We were lucky. Very lucky. Saturday morning (for me), I logged into madphilosopher.ca from my home in Beijing. Immediately, my friend Bruce, who was also logged in at the time, sent me a message saying that we had a serious problem: “The heads are banging.” I had to ask him what he meant by heads. I thought that perhaps he meant potheads were attacking the computer. Then without warning me, he rebooted the machine, which had the effect of booting me off. When I logged back in five minutes later, I was able to ask him what the problem was. The hard drive was making noise, a sign that it was about to die. Oh! So that’s what he meant by “the heads were banging.” (A little context goes a long way, in my book.)
The machine, madphilosopher.ca, is an old Pentium 100 running FreeBSD 4-STABLE. It’s been in the service of its current role for about three years now.

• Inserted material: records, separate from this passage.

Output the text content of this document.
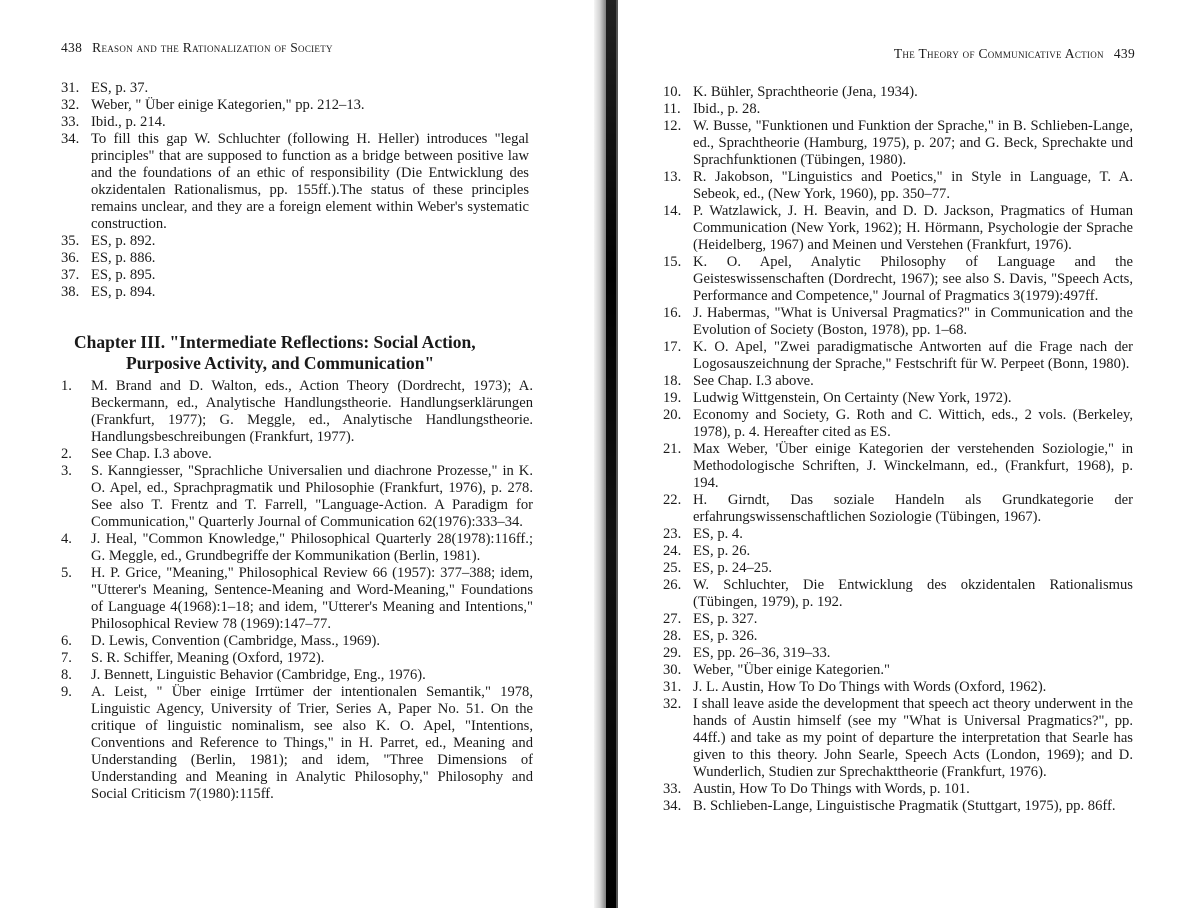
438 Reason and the Rationalization of Society
31. ES, p. 37.
32. Weber, " Über einige Kategorien," pp. 212–13.
33. Ibid., p. 214.
34. To fill this gap W. Schluchter (following H. Heller) introduces "legal principles" that are supposed to function as a bridge between positive law and the foundations of an ethic of responsibility (Die Entwicklung des okzidentalen Rationalismus, pp. 155ff.).The status of these principles remains unclear, and they are a foreign element within Weber's systematic construction.
35. ES, p. 892.
36. ES, p. 886.
37. ES, p. 895.
38. ES, p. 894.
Chapter III. "Intermediate Reflections: Social Action,
Purposive Activity, and Communication"
1.	M. Brand and D. Walton, eds., Action Theory (Dordrecht, 1973); A. Beckermann, ed., Analytische Handlungstheorie. Handlungserklärungen (Frankfurt, 1977); G. Meggle, ed., Analytische Handlungstheorie. Handlungsbeschreibungen (Frankfurt, 1977).
2.	See Chap. I.3 above.
3.	S. Kanngiesser, "Sprachliche Universalien und diachrone Prozesse," in K. O. Apel, ed., Sprachpragmatik und Philosophie (Frankfurt, 1976), p. 278. See also T. Frentz and T. Farrell, "Language-Action. A Paradigm for Communication," Quarterly Journal of Communication 62(1976):333–34.
4.	J. Heal, "Common Knowledge," Philosophical Quarterly 28(1978):116ff.; G. Meggle, ed., Grundbegriffe der Kommunikation (Berlin, 1981).
5.	H. P. Grice, "Meaning," Philosophical Review 66 (1957): 377–388; idem, "Utterer's Meaning, Sentence-Meaning and Word-Meaning," Foundations of Language 4(1968):1–18; and idem, "Utterer's Meaning and Intentions," Philosophical Review 78 (1969):147–77.
6.	D. Lewis, Convention (Cambridge, Mass., 1969).
7.	S. R. Schiffer, Meaning (Oxford, 1972).
8.	J. Bennett, Linguistic Behavior (Cambridge, Eng., 1976).
9.	A. Leist, " Über einige Irrtümer der intentionalen Semantik," 1978, Linguistic Agency, University of Trier, Series A, Paper No. 51. On the critique of linguistic nominalism, see also K. O. Apel, "Intentions, Conventions and Reference to Things," in H. Parret, ed., Meaning and Understanding (Berlin, 1981); and idem, "Three Dimensions of Understanding and Meaning in Analytic Philosophy," Philosophy and Social Criticism 7(1980):115ff.
The Theory of Communicative Action 439
10. K. Bühler, Sprachtheorie (Jena, 1934).
11. Ibid., p. 28.
12. W. Busse, "Funktionen und Funktion der Sprache," in B. Schlieben-Lange, ed., Sprachtheorie (Hamburg, 1975), p. 207; and G. Beck, Sprechakte und Sprachfunktionen (Tübingen, 1980).
13. R. Jakobson, "Linguistics and Poetics," in Style in Language, T. A. Sebeok, ed., (New York, 1960), pp. 350–77.
14. P. Watzlawick, J. H. Beavin, and D. D. Jackson, Pragmatics of Human Communication (New York, 1962); H. Hörmann, Psychologie der Sprache (Heidelberg, 1967) and Meinen und Verstehen (Frankfurt, 1976).
15. K. O. Apel, Analytic Philosophy of Language and the Geisteswissenschaften (Dordrecht, 1967); see also S. Davis, "Speech Acts, Performance and Competence," Journal of Pragmatics 3(1979):497ff.
16. J. Habermas, "What is Universal Pragmatics?" in Communication and the Evolution of Society (Boston, 1978), pp. 1–68.
17. K. O. Apel, "Zwei paradigmatische Antworten auf die Frage nach der Logosauszeichnung der Sprache," Festschrift für W. Perpeet (Bonn, 1980).
18. See Chap. I.3 above.
19. Ludwig Wittgenstein, On Certainty (New York, 1972).
20. Economy and Society, G. Roth and C. Wittich, eds., 2 vols. (Berkeley, 1978), p. 4. Hereafter cited as ES.
21. Max Weber, 'Über einige Kategorien der verstehenden Soziologie," in Methodologische Schriften, J. Winckelmann, ed., (Frankfurt, 1968), p. 194.
22. H. Girndt, Das soziale Handeln als Grundkategorie der erfahrungswissenschaftlichen Soziologie (Tübingen, 1967).
23. ES, p. 4.
24. ES, p. 26.
25. ES, p. 24–25.
26. W. Schluchter, Die Entwicklung des okzidentalen Rationalismus (Tübingen, 1979), p. 192.
27. ES, p. 327.
28. ES, p. 326.
29. ES, pp. 26–36, 319–33.
30. Weber, "Über einige Kategorien."
31. J. L. Austin, How To Do Things with Words (Oxford, 1962).
32. I shall leave aside the development that speech act theory underwent in the hands of Austin himself (see my "What is Universal Pragmatics?", pp. 44ff.) and take as my point of departure the interpretation that Searle has given to this theory. John Searle, Speech Acts (London, 1969); and D. Wunderlich, Studien zur Sprechakttheorie (Frankfurt, 1976).
33. Austin, How To Do Things with Words, p. 101.
34. B. Schlieben-Lange, Linguistische Pragmatik (Stuttgart, 1975), pp. 86ff.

Bruce added a second hard drive a few months ago to provide space for backup and archiving purposes. So it wasn’t clear in the present emergency whether the new or the old hard drive was about to die. (I suppose if he had a stethoscope handy, he could have determined the source of the noise.) Losing the old hard drive would have resulted in much downtime since it is the system drive. Losing the new drive would have wiped out backups, but the system could have carried on without it.

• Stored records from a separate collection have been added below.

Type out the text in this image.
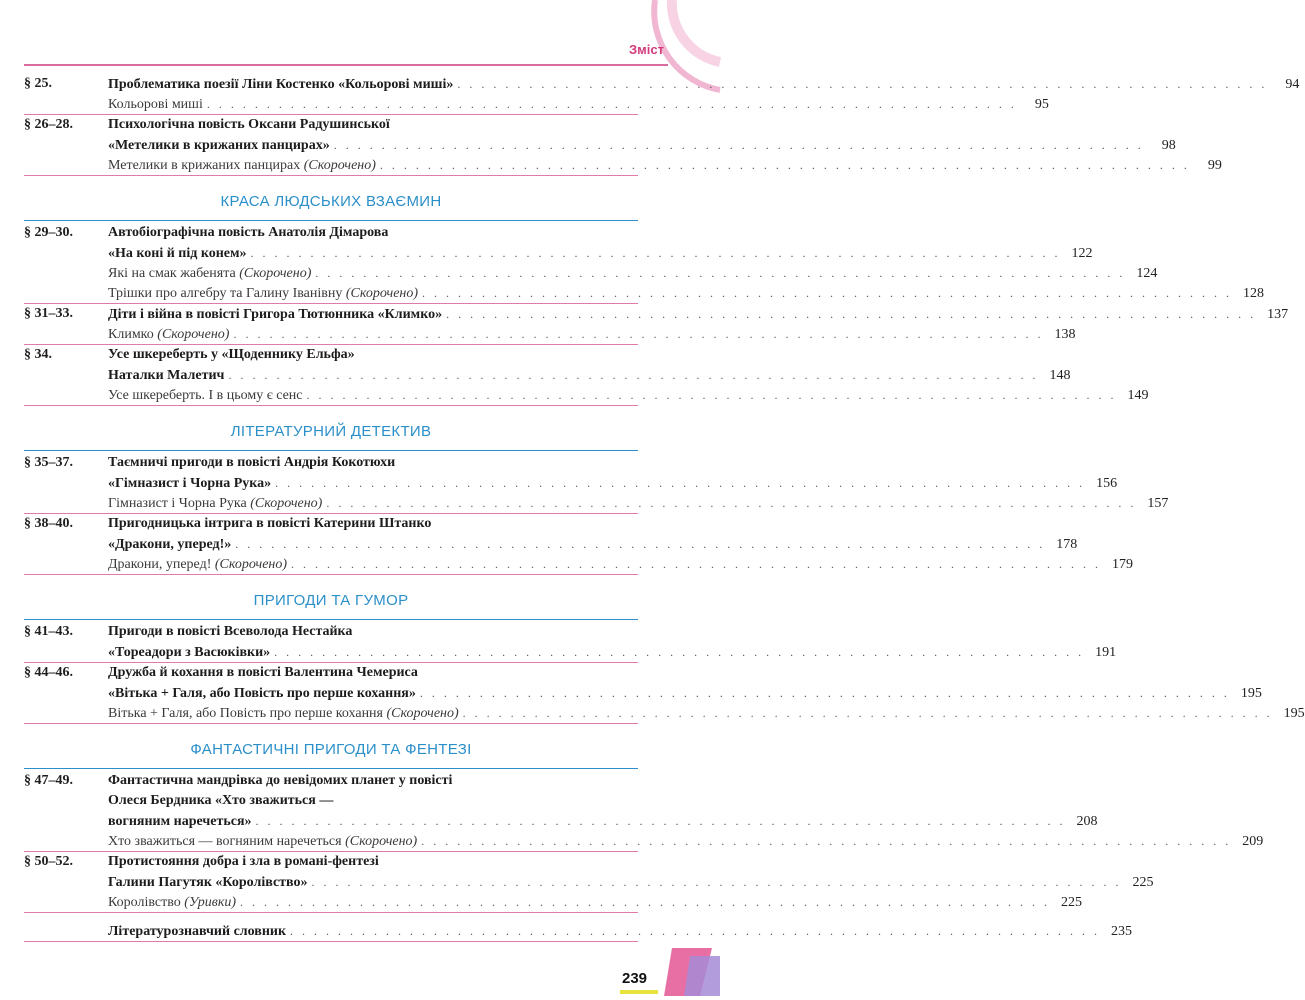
Зміст
§ 25.	Проблематика поезії Ліни Костенко «Кольорові миші» . . . . . . . . . . . . . . . . . . . . . . . . . . . . . . . . . . . . . . . . . . . . . . . . . . . . . . . . . . . . . . . . . . . .	94
Кольорові миші . . . . . . . . . . . . . . . . . . . . . . . . . . . . . . . . . . . . . . . . . . . . . . . . . . . . . . . . . . . . . . . . . . . .	95
§ 26–28.	Психологічна повість Оксани Радушинської
«Метелики в крижаних панцирах» . . . . . . . . . . . . . . . . . . . . . . . . . . . . . . . . . . . . . . . . . . . . . . . . . . . . . . . . . . . . . . . . . . . .	98
Метелики в крижаних панцирах (Скорочено) . . . . . . . . . . . . . . . . . . . . . . . . . . . . . . . . . . . . . . . . . . . . . . . . . . . . . . . . . . . . . . . . . . . .	99
КРАСА ЛЮДСЬКИХ ВЗАЄМИН
§ 29–30.	Автобіографічна повість Анатолія Дімарова
«На коні й під конем» . . . . . . . . . . . . . . . . . . . . . . . . . . . . . . . . . . . . . . . . . . . . . . . . . . . . . . . . . . . . . . . . . . . . 122
Які на смак жабенята (Скорочено) . . . . . . . . . . . . . . . . . . . . . . . . . . . . . . . . . . . . . . . . . . . . . . . . . . . . . . . . . . . . . . . . . . . . 124
Трішки про алгебру та Галину Іванівну (Скорочено) . . . . . . . . . . . . . . . . . . . . . . . . . . . . . . . . . . . . . . . . . . . . . . . . . . . . . . . . . . . . . . . . . . . . 128
§ 31–33.	Діти і війна в повісті Григора Тютюнника «Климко» . . . . . . . . . . . . . . . . . . . . . . . . . . . . . . . . . . . . . . . . . . . . . . . . . . . . . . . . . . . . . . . . . . . . 137
Климко (Скорочено) . . . . . . . . . . . . . . . . . . . . . . . . . . . . . . . . . . . . . . . . . . . . . . . . . . . . . . . . . . . . . . . . . . . . 138
§ 34.	Усе шкереберть у «Щоденнику Ельфа»
Наталки Малетич . . . . . . . . . . . . . . . . . . . . . . . . . . . . . . . . . . . . . . . . . . . . . . . . . . . . . . . . . . . . . . . . . . . . 148
Усе шкереберть. І в цьому є сенс . . . . . . . . . . . . . . . . . . . . . . . . . . . . . . . . . . . . . . . . . . . . . . . . . . . . . . . . . . . . . . . . . . . . 149
ЛІТЕРАТУРНИЙ ДЕТЕКТИВ
§ 35–37.	Таємничі пригоди в повісті Андрія Кокотюхи
«Гімназист і Чорна Рука» . . . . . . . . . . . . . . . . . . . . . . . . . . . . . . . . . . . . . . . . . . . . . . . . . . . . . . . . . . . . . . . . . . . . 156
Гімназист і Чорна Рука (Скорочено) . . . . . . . . . . . . . . . . . . . . . . . . . . . . . . . . . . . . . . . . . . . . . . . . . . . . . . . . . . . . . . . . . . . . 157
§ 38–40.	Пригодницька інтрига в повісті Катерини Штанко
«Дракони, уперед!» . . . . . . . . . . . . . . . . . . . . . . . . . . . . . . . . . . . . . . . . . . . . . . . . . . . . . . . . . . . . . . . . . . . . 178
Дракони, уперед! (Скорочено) . . . . . . . . . . . . . . . . . . . . . . . . . . . . . . . . . . . . . . . . . . . . . . . . . . . . . . . . . . . . . . . . . . . . 179
ПРИГОДИ ТА ГУМОР
§ 41–43.	Пригоди в повісті Всеволода Нестайка
«Тореадори з Васюківки» . . . . . . . . . . . . . . . . . . . . . . . . . . . . . . . . . . . . . . . . . . . . . . . . . . . . . . . . . . . . . . . . . . . . 191
§ 44–46.	Дружба й кохання в повісті Валентина Чемериса
«Вітька + Галя, або Повість про перше кохання» . . . . . . . . . . . . . . . . . . . . . . . . . . . . . . . . . . . . . . . . . . . . . . . . . . . . . . . . . . . . . . . . . . . . 195
Вітька + Галя, або Повість про перше кохання (Скорочено) . . . . . . . . . . . . . . . . . . . . . . . . . . . . . . . . . . . . . . . . . . . . . . . . . . . . . . . . . . . . . . . . . . . . 195
ФАНТАСТИЧНІ ПРИГОДИ ТА ФЕНТЕЗІ
§ 47–49.	Фантастична мандрівка до невідомих планет у повісті
Олеся Бердника «Хто зважиться —
вогняним наречеться» . . . . . . . . . . . . . . . . . . . . . . . . . . . . . . . . . . . . . . . . . . . . . . . . . . . . . . . . . . . . . . . . . . . . 208
Хто зважиться — вогняним наречеться (Скорочено) . . . . . . . . . . . . . . . . . . . . . . . . . . . . . . . . . . . . . . . . . . . . . . . . . . . . . . . . . . . . . . . . . . . . 209
§ 50–52.	Протистояння добра і зла в романі-фентезі
Галини Пагутяк «Королівство» . . . . . . . . . . . . . . . . . . . . . . . . . . . . . . . . . . . . . . . . . . . . . . . . . . . . . . . . . . . . . . . . . . . . 225
Королівство (Уривки) . . . . . . . . . . . . . . . . . . . . . . . . . . . . . . . . . . . . . . . . . . . . . . . . . . . . . . . . . . . . . . . . . . . . 225
Літературознавчий словник . . . . . . . . . . . . . . . . . . . . . . . . . . . . . . . . . . . . . . . . . . . . . . . . . . . . . . . . . . . . . . . . . . . . 235
239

We make regular, automated backups of the system, but having fresh backups is prefered when you might have to rebuild the system. So Bruce and I spent the next two hours creating backups of various system and user files and transfering them off the machine before its impending doom. The noise kept coming and going, and that kept us even further in suspense.

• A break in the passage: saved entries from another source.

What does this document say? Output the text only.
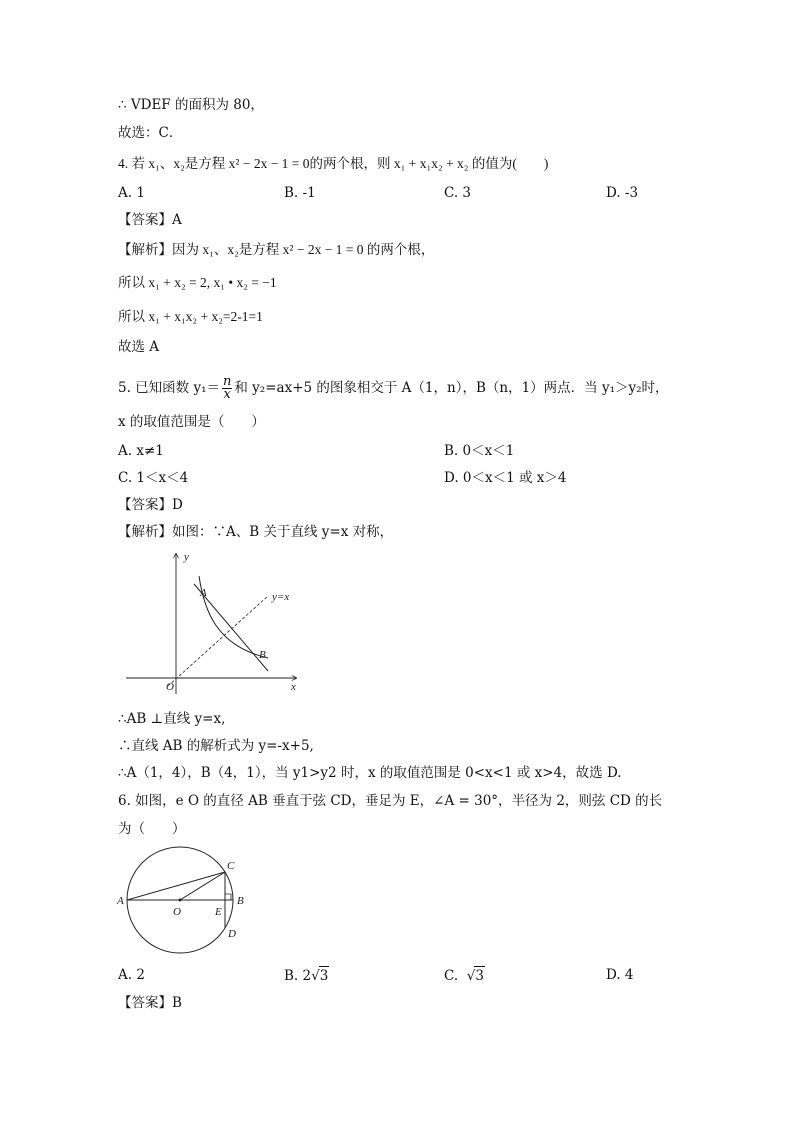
∴ VDEF 的面积为 80，
故选：C．
4. 若 x₁、x₂是方程 x² − 2x − 1 = 0的两个根，则 x₁ + x₁x₂ + x₂ 的值为(　　)
A. 1	B. -1	C. 3	D. -3
【答案】A
【解析】因为 x₁、x₂是方程 x² − 2x − 1 = 0 的两个根，
所以 x₁ + x₂ = 2, x₁ • x₂ = −1
所以 x₁ + x₁x₂ + x₂=2-1=1
故选 A
5. 已知函数 $y_1= \frac{n}{x}$ 和 y₂=ax+5 的图象相交于 A（1，n），B（n，1）两点．当 y₁＞y₂时，
x 的取值范围是（　　）
A. x≠1	B. 0＜x＜1
C. 1＜x＜4	D. 0＜x＜1 或 x＞4
【答案】D
【解析】如图：∵A、B 关于直线 y=x 对称，
y
x
O
A
B
y=x
∴AB ⊥直线 y=x,
∴直线 AB 的解析式为 y=-x+5,
∴A（1，4），B（4，1），当 y1>y2 时，x 的取值范围是 0<x<1 或 x>4，故选 D.
6. 如图，e O 的直径 AB 垂直于弦 CD，垂足为 E，∠A = 30°，半径为 2，则弦 CD 的长
为（　　）
A
O	E
B
C
D
A. 2	B. 2√3	C.  √3	D. 4
【答案】B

We were communicating using a chat window running on the machine, but we agreed to meet on Yahoo chat in case the system went down and cut off our line of communication. That never happened. So after the backing up was done, Bruce went to watch the news on TV and I needed to leave the house and get on with my Saturday. I checked in with him much later to see what had happened with the hard drives. He was supposed to power down the machine and pull it apart to find the source of the noise. Well, it turned out not to be the hard drives at all. It was the CPU cooling fan dying a slow death. In an email, he said to me, “That was the closest I’ve come to witnessing a hard drive dying without it actually dying. We dodged a howitzer this time!”